In jedem Hotel gab es eine magische Linie, die Grenze zwischen den Gästen und dem Personal. Gary Stewart überschritt diese Grenze. Er führte Violet an einen Ort, wo sich normalerweise das Personal aufhielt.
»Das geht nicht.« Sie löste sich von ihm. »Hier kann gleich jemand kommen.«
Er zeigte auf die Haken an der Wand, wo die private Garderobe der Musiker hing. »Das ist ziemlich unwahrscheinlich. Die Herren sind alle draußen. Hörst du nicht, wie wunderbar sie spielen?«
»Mir gefällt das nicht.«
Er nahm ihre Hand. »Du hast mir vorhin eine direkte Frage gestellt. Auf eine direkte Frage bin ich dir eine direkte Antwort schuldig.«
Gary Stewart umarmte Violet in der Musikergarderobe. Er küsste sie hingebungsvoll. Er küsste sie anders als die letzten Male, nicht heiter verspielt wie in Maxines Kinderzimmer, nicht provokant wie während der Kutschenpartie. Er küsste sie ehrlich und als Bekenntnis. Nach einem Schreckmoment erwiderte sie seine Zärtlichkeit. Es war ein langer, glücklicher Kuss voll Hoffnung, voller Fragen.
»Ich habe mich sehr in dich verliebt«, flüsterte er. »Ich weiß nicht, was ich mit dieser Liebe machen soll, denn wie ich höre, hast du einen Freund.«
»Das stimmt. Und es stimmt auch nicht.« Sie küsste sein Kinn. »Ich dachte wiederum, du seist ein trauernder Witwer.«
Er streichelte ihren Rücken. »Ich vermisse meine Frau. Wir waren glücklich. Und ich bin sicher nicht nach London gekommen, um mich nach Frauen umzusehen. Aber dann kamst du.«
»Ein Juwelendieb kommt ins Savoy«, erwiderte sie zärtlich. »Statt Juwelen findet er eine einsame Hoteldirektorin. Nun sucht der Juwelendieb einen anderen Dieb. Und das alles wegen mir?«
»Wegen dir.« Er nahm ihr Gesicht in seine Hände. »Ich würde sehr gern über ein Danach mit dir sprechen.«
»Lass uns zuerst den Dieb überführen. Wir müssen zurück.« Sie öffnete die Tür des Umkleideraumes und sah sich um. »Die Luft ist rein.« Auf dem Korridor blieb Violet stehen. »Dort hinten sind die Schaltkästen für den Golden Pavillon. Wieso steht da niemand? Wo ist der Butler, den du bezahlt hast?«
Gemeinsam liefen sie zu der Metalltür. Ein Schild warnte, dass hinter dieser Tür Starkstrom in Betrieb sei.
* * *
Reginald hatte gelernt, dass die Dunkelheit nicht unbezwinglich war. Im Dunklen die Länge einer Stunde zu berechnen war unmöglich, außer man baute sich eine Eselsbrücke. Reginald benützte die Bibel als Eselsbrücke. Als kleiner Junge hatte ihn seine Mama in die Kirche mitgenommen. Er besuchte auch die Bibelstunden und half als Messdiener beim Gottesdienst. Reginald kannte daher lange Passagen aus der Heiligen Schrift auswendig. Die Stelle zum Beispiel, wenn der Apostel Paulus einen Brief an die Römer schrieb.

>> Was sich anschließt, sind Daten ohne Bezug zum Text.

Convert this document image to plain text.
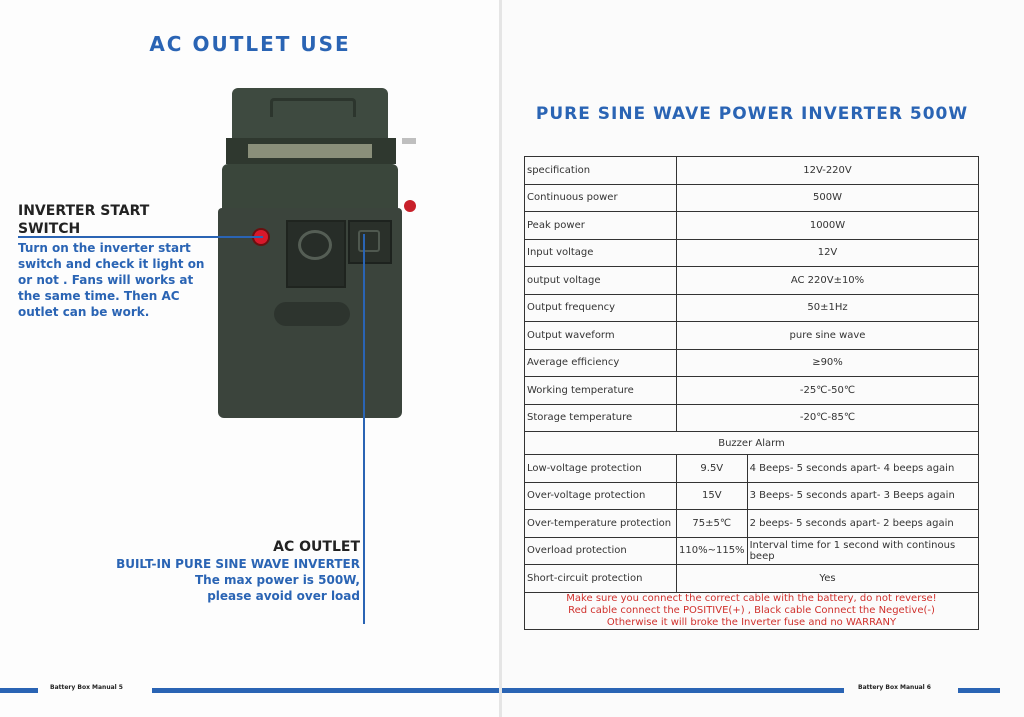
AC OUTLET USE
INVERTER START
SWITCH
Turn on the inverter start switch and check it light on or not . Fans will works at the same time. Then AC outlet can be work.
AC OUTLET
BUILT-IN PURE SINE WAVE INVERTER
The max power is 500W,
please avoid over load
Battery Box Manual 5	Battery Box Manual 6
PURE SINE WAVE POWER INVERTER 500W
specification	12V-220V	
Continuous power	500W	
Peak power	1000W	
Input voltage	12V	
output voltage	AC 220V±10%	
Output frequency	50±1Hz	
Output waveform	pure sine wave	
Average efficiency	≥90%	
Working temperature	-25℃-50℃	
Storage temperature	-20℃-85℃	
Buzzer Alarm		
Low-voltage protection	9.5V	4 Beeps- 5 seconds apart- 4 beeps again
Over-voltage protection	15V	3 Beeps- 5 seconds apart- 3 Beeps again
Over-temperature protection	75±5℃	2 beeps- 5 seconds apart- 2 beeps again
Overload protection	110%~115%	Interval time for 1 second with continous beep
Short-circuit protection	Yes	

Make sure you connect the correct cable with the battery, do not reverse!
Red cable connect the POSITIVE(+) , Black cable Connect the Negetive(-)
Otherwise it will broke the Inverter fuse and no WARRANY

»Denn es wird geoffenbart Gottes Zorn vom Himmel her über alle Gottlosigkeit und Ungerechtigkeit der Menschen.« Reginald sprach die Worte stimmhaft in die Dunkelheit. Aus der Heiligen Messe erinnerte er sich, dass die Passage aus den Römerbriefen eine Viertelstunde dauerte. Wenn er sie also viermal aufsagte, musste eine Stunde vergangen sein. So fand Reginald sein eigenes Zeitmaß.

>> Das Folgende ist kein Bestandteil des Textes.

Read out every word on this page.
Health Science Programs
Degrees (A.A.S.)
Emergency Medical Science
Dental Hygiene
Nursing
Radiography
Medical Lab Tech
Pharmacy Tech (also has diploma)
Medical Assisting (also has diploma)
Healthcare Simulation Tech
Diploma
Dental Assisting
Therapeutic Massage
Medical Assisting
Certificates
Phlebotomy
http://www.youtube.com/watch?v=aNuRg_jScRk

Nicht aus Frömmigkeit rezitierte er die Bibelstelle, sondern um seine Panik niederzukämpfen. Was hatte sein Entführer, der noch kein Wort gesprochen hatte, mit ihm vor? Weshalb gab er ihm keine Erklärung? Warum servierte er Sandwiches und Limonade im Dunkeln? Reginald aß und trank, erleichterte sich in den Eimer, mehr zu tun war ihm unmöglich.
Die lange Zeit, während er allein war, lernte er sein Gefängnis besser kennen. Seine Hände glitten an den Backsteinmauern entlang. Auf einer dieser blinden Entdeckungsreisen hatte er eine scharfe Kante gefunden, ein spitzer Stein stand hervor, nicht besonders scharf, aber Reginald konnte das Seil daran wetzen. Anfangs kam es ihm vergebens vor, doch nach und nach gaben die Fasern nach. Während der stumme Mensch ihm seine Mahlzeit brachte, verbarg Reginald die Spuren an der Fessel, so gut er konnte. Danach machte er verbissen weiter. Obwohl es kühl hier drinnen war, geriet er in Schweiß. Reginald verzweifelte schier an der Haltbarkeit des Seiles und vergaß während der Plackerei, die Worte des Apostel Paulus aufzusagen. Er wusste daher nicht, wie lange er brauchte. Aber irgendwann gelang es. Seine Hände waren frei. Er hatte die Fessel trotz der Dunkelheit bezwungen. Reginald machte sich an die Tür heran.